By Own Correspondent, Dar es Salaam – PRESIDENT Jakaya Kikwete yesterday (Tuesday) led Tanzanians to mark the 47th anniversary of the Union between the Tanganyika and Zanzibar which formed the United Republic of Tanzania. President Kikwete officiated the celebrations at Amani stadium in Zanzibar arriving in an open military motorcade.
The event was also attended by the President of Zanzibar Dr. Ali Mohamed Shein, Union Vice-President, Dr. Mohamed Gharib Bilal, present and former Union and Zanzibar government leaders and members of the diplomatic corps. However in the sidelines of the jubilant event, questions continued to linger on the Union. A press statement signed by Sheikh Thabit Mohamed Saleh, leader of a Zanzibar Muslim group wanted a re-writing of the Articles of the Union.
“Over the period of 47 the Union was like a baby of only one political party, CCM. Except for some years between1964-1977…Any meaningful discussion on the Union should focus on restoring the Post of Zanzibar President as an automatic Vice President in the Union government,” said the group as many more Tanzanians commented in favour of the Union but advising for some alignments.
Academics and politicians have also raised their concerns over the Unions fate citing the need to allow people to comment on its structure.

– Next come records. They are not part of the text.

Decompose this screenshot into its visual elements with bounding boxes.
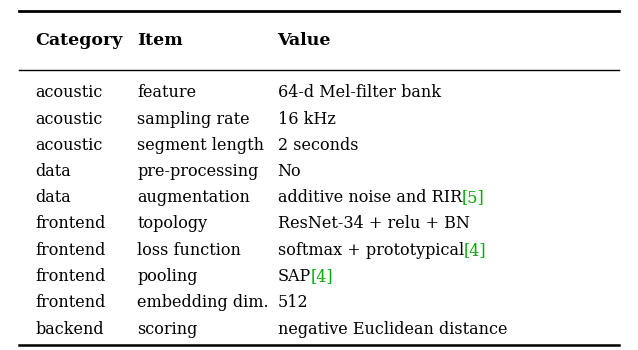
Text: acoustic: acoustic	[35, 137, 103, 154]
Text: loss function: loss function	[137, 242, 241, 259]
Text: embedding dim.: embedding dim.	[137, 294, 269, 311]
Text: 64-d Mel-filter bank: 64-d Mel-filter bank	[278, 84, 440, 101]
Text: SAP: SAP	[278, 268, 311, 285]
Text: acoustic: acoustic	[35, 84, 103, 101]
Text: frontend: frontend	[35, 294, 105, 311]
Text: [4]: [4]	[464, 242, 486, 259]
Text: Item: Item	[137, 32, 183, 49]
Text: feature: feature	[137, 84, 197, 101]
Text: 512: 512	[278, 294, 308, 311]
Text: [5]: [5]	[462, 189, 484, 206]
Text: acoustic: acoustic	[35, 111, 103, 127]
Text: backend: backend	[35, 321, 104, 337]
Text: pre-processing: pre-processing	[137, 163, 258, 180]
Text: data: data	[35, 163, 71, 180]
Text: frontend: frontend	[35, 268, 105, 285]
Text: No: No	[278, 163, 301, 180]
Text: scoring: scoring	[137, 321, 198, 337]
Text: augmentation: augmentation	[137, 189, 250, 206]
Text: 16 kHz: 16 kHz	[278, 111, 336, 127]
Text: data: data	[35, 189, 71, 206]
Text: softmax + prototypical: softmax + prototypical	[278, 242, 464, 259]
Text: ResNet-34 + relu + BN: ResNet-34 + relu + BN	[278, 216, 470, 232]
Text: [4]: [4]	[311, 268, 334, 285]
Text: pooling: pooling	[137, 268, 198, 285]
Text: segment length: segment length	[137, 137, 264, 154]
Text: negative Euclidean distance: negative Euclidean distance	[278, 321, 507, 337]
Text: topology: topology	[137, 216, 207, 232]
Text: 2 seconds: 2 seconds	[278, 137, 358, 154]
Text: Category: Category	[35, 32, 122, 49]
Text: Value: Value	[278, 32, 331, 49]
Text: frontend: frontend	[35, 216, 105, 232]
Text: sampling rate: sampling rate	[137, 111, 250, 127]
Text: frontend: frontend	[35, 242, 105, 259]
Text: additive noise and RIR: additive noise and RIR	[278, 189, 462, 206]
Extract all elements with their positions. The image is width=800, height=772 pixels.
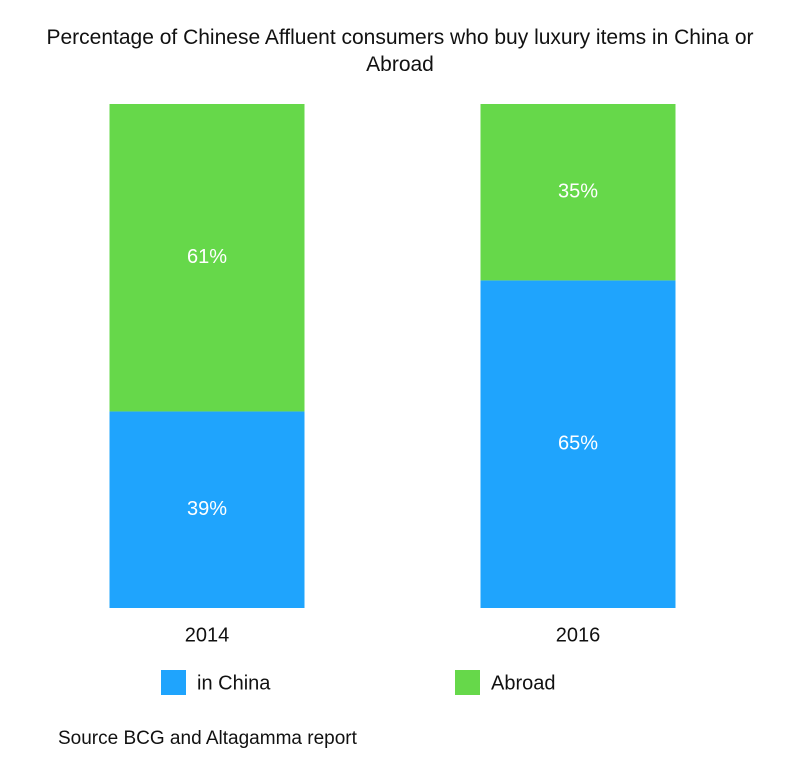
legend-swatch — [161, 670, 186, 695]
bar-segment — [480, 280, 676, 608]
x-tick-label: 2016 — [556, 624, 601, 646]
legend-label: Abroad — [491, 672, 556, 694]
value-label: 35% — [558, 180, 598, 202]
legend-label: in China — [197, 672, 271, 694]
chart-title: Percentage of Chinese Affluent consumers… — [46, 26, 754, 76]
bar-segment — [109, 104, 305, 412]
legend-swatch — [455, 670, 480, 695]
x-tick-label: 2014 — [185, 624, 230, 646]
value-label: 65% — [558, 432, 598, 454]
bar-segment — [480, 104, 676, 281]
source-note: Source BCG and Altagamma report — [58, 728, 357, 749]
value-label: 61% — [187, 246, 227, 268]
bar-segment — [109, 411, 305, 608]
value-label: 39% — [187, 498, 227, 520]
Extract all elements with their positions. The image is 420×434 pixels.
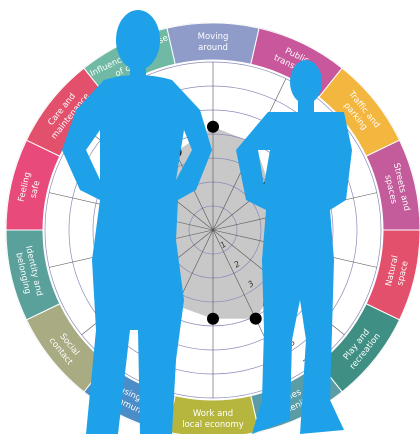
- score-point: [250, 313, 262, 325]
- score-point: [207, 121, 219, 133]
- score-point: [207, 313, 219, 325]
- chart: MovingaroundPublictransportTraffic andpa…: [0, 0, 420, 434]
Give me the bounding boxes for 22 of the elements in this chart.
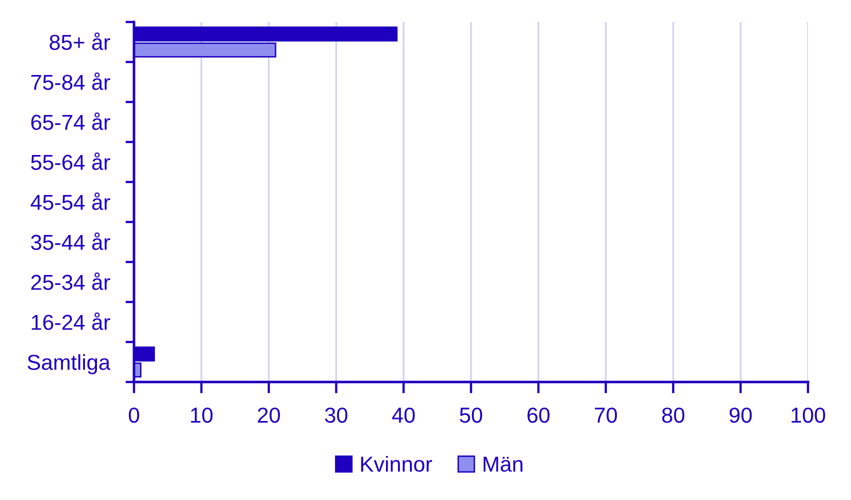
x-tick-label: 40 (392, 408, 415, 423)
y-tick-label: Samtliga (28, 354, 110, 374)
x-tick-label: 10 (191, 408, 213, 423)
y-tick-label: 45-54 år (30, 192, 110, 210)
y-tick-label: 75-84 år (31, 72, 110, 90)
x-tick-label: 20 (258, 408, 280, 423)
y-tick-label: 55-64 år (31, 152, 110, 170)
y-tick-label: 85+ år (50, 32, 110, 50)
x-tick-label: 80 (662, 408, 684, 423)
x-tick-label: 60 (528, 408, 550, 423)
x-tick-label: 70 (594, 408, 617, 423)
y-tick-label: 16-24 år (32, 312, 110, 330)
x-tick-label: 100 (792, 408, 826, 423)
legend-label: Kvinnor (361, 456, 432, 472)
legend-label: Män (484, 456, 522, 472)
x-tick-label: 0 (128, 408, 140, 423)
y-tick-label: 35-44 år (31, 232, 110, 250)
y-tick-label: 25-34 år (31, 272, 110, 290)
x-tick-label: 90 (730, 408, 752, 423)
x-tick-label: 50 (460, 408, 482, 423)
x-tick-label: 30 (325, 408, 348, 423)
y-tick-label: 65-74 år (31, 112, 110, 130)
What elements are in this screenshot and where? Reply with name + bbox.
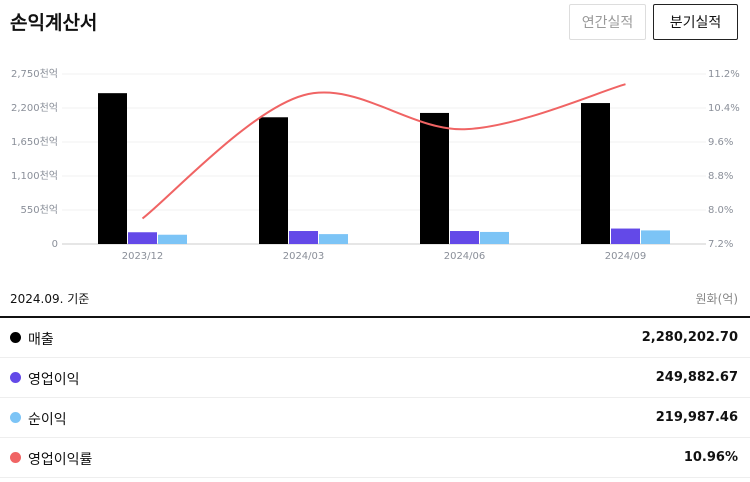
summary-table: 매출 2,280,202.70 영업이익 249,882.67 순이익 219,987.4… [0,316,750,478]
y2-tick-label: 9.6% [708,137,733,148]
unit: 원화(억) [695,292,738,306]
chart: 0 550천억 1,100천억 1,650천억 2,200천억 2,750천억 7.2% 8.… [11,68,740,262]
legend-dot [10,332,21,343]
bar [259,117,288,244]
y-tick-label: 1,100천억 [11,170,58,182]
y2-tick-label: 8.8% [708,171,733,182]
y-tick-label: 1,650천억 [11,136,58,148]
table-row: 영업이익 249,882.67 [0,358,750,398]
bar [158,234,187,244]
y-tick-label: 2,200천억 [11,102,58,114]
line [141,83,626,220]
row-label: 영업이익률 [28,452,93,468]
x-tick-label: 2024/09 [605,251,647,262]
x-tick-label: 2023/12 [122,251,164,262]
bar [450,231,479,244]
bar [480,231,509,244]
table-row: 매출 2,280,202.70 [0,318,750,358]
bar [641,230,670,244]
row-label: 매출 [28,332,54,348]
x-tick-label: 2024/03 [283,251,325,262]
bar [319,234,348,244]
bar [611,228,640,244]
row-value: 10.96% [683,450,738,465]
caption: 2024.09. 기준 [10,292,90,306]
table-row: 순이익 219,987.46 [0,398,750,438]
table-row: 영업이익률 10.96% [0,438,750,478]
tab[interactable]: 분기실적 [653,4,738,40]
y2-tick-label: 7.2% [708,239,733,250]
y2-tick-label: 10.4% [708,103,740,114]
row-value: 219,987.46 [655,410,738,425]
y-tick-label: 550천억 [21,204,59,216]
row-value: 2,280,202.70 [641,330,738,345]
page-title: 손익계산서 [10,12,98,34]
bar [420,112,449,244]
legend-dot [10,452,21,463]
row-label: 영업이익 [28,372,80,388]
row-value: 249,882.67 [655,370,738,385]
legend-dot [10,372,21,383]
bar [98,93,127,244]
bar [289,231,318,244]
bar [128,232,157,244]
row-label: 순이익 [28,412,67,428]
y-tick-label: 0 [52,239,58,250]
x-tick-label: 2024/06 [444,251,486,262]
y2-tick-label: 11.2% [708,69,740,80]
legend-dot [10,412,21,423]
bar [581,103,610,244]
tab[interactable]: 연간실적 [569,4,646,40]
y2-tick-label: 8.0% [708,205,733,216]
y-tick-label: 2,750천억 [11,68,58,80]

Currently the Union which was signed on 26th April 1964 has maintained two governments, the Union government and the Revolutionary Government of Zanzibar. Some critics prefer a federal model where there would exist three governments; for Zanzibar, for Tanzania Mainland (Tanganyika) and the Federal/Union government.
Despite the critics, it is agreed that the Union remains the only of such kind in Africa were the cherished efforts of former leaders to unite it into the United States of Africa (USA) are still in vain. The African Peer Review (APRM) Tanzania governance report (2009) has cited some issues to be reworked to strengthen the Union but the governance assessment African Union mechanism has cited the Tanzanian Union as an example that other African countries should emulate. The report says African leaders should learn on how former President Julius Nyerere and Zanzibar founding father, Sheikh Abeid Aman Karume laid the foundation that remains strong today.